Actively managed ETFs, particularly those of the fixed income variety, are among the fastest-growing ETF segments today. That growth has been facilitated in part by advisors moving away from higher-fee mutual funds and issuers converting popular mutual funds to the ETF wrapper, among other factors.
The groundswell of enthusiasm for active ETFs is benefiting upstarts such as the ALPS/SMITH Core Plus Bond ETF (SMTH) and the ALPS Intermediate Municipal Bond ETF (MNBD). In particular, SMTH is an impressive active ETF growth story. That’s because it’s home to nearly $2.2 billion in assets under management and it hasn’t even turned 2 years old yet.

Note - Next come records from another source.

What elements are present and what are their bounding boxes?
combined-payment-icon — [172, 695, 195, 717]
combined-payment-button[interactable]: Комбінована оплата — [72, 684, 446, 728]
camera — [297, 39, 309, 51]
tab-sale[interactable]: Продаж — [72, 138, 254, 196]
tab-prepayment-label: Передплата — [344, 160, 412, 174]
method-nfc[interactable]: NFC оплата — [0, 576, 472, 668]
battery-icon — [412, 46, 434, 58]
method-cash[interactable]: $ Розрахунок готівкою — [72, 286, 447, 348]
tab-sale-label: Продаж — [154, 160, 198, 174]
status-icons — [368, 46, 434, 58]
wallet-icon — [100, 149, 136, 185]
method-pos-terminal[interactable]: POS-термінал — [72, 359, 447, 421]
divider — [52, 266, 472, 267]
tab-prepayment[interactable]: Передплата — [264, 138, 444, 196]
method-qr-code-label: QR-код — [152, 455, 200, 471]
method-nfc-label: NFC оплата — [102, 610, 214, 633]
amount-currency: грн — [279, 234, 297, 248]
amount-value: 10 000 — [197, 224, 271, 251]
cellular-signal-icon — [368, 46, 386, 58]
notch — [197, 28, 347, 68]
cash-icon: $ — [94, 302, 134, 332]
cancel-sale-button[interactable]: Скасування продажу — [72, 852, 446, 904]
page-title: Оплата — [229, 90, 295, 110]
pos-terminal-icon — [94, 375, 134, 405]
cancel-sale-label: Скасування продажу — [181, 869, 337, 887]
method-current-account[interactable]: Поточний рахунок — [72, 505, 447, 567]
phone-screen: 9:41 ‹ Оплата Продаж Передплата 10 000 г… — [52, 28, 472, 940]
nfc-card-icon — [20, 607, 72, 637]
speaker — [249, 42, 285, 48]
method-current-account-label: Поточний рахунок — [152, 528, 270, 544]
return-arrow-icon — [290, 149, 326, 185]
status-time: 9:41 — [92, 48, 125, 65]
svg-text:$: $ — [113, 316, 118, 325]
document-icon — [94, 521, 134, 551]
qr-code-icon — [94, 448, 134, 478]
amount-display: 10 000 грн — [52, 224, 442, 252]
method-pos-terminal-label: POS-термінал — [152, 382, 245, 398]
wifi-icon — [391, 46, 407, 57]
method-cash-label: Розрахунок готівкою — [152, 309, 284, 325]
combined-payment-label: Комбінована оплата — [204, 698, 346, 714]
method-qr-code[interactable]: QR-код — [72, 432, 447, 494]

The success of exchange traded funds like SMTH and MNBD is attributable to many factors. These include the ETF wrapper, active or passive, being more hospitable to investors when it comes to paying taxes. Put simply, ETFs’ creation/redemption process leaders to fewer taxable events for investors.
“Tax efficiency won’t affect pretax returns and thus success rates, but reduced trading costs should marginally improve them. The main pretax benefit of active ETFs versus mutual fund peers is their lower fees,” noted Morningstar’s Bryan Armour.
Speaking of Fees…
Among the largest drivers of the ETF revolution has been those funds’ status as often being significantly cheaper than actively managed funds. But in what’s good news for advisors and investors considering products like SMTH and MNBD, gone are the days when passive ETFs dominated the “cheap ETF” conversation. Translation: Many active ETFs are, at a minimum, much more cost-effective than comparable mutual funds.
“Investors tend to prefer cheaper funds, too. The fee paid by the average invested dollar drops to 0.40% for ETFs and 0.58% for mutual funds. From this perspective, ETFs’ fee advantage over mutual funds shrinks, but the hurdle remains lower. Active ETFs should be more competitive than the average active mutual fund,” added Armour.
As noted above, SMTH is already proving to be a growth story in its own right. And MNBD is finding its footing, too. It’s possible both ALPS exchange traded funds will continue adding assets at noteworthy levels going forward. That’s because they’re now established players in an ETF segment that’s increasingly a priority for asset allocators.
“Active managers are now racing each other to launch ETFs. Over 1,300 active ETFs have been launched since the start of 2024. Active managers’ change of heart on daily transparency largely comes down to revenue. Active ETFs are collecting inflows, while active mutual funds are bleeding outflows,” concluded Morningstar’s Armour.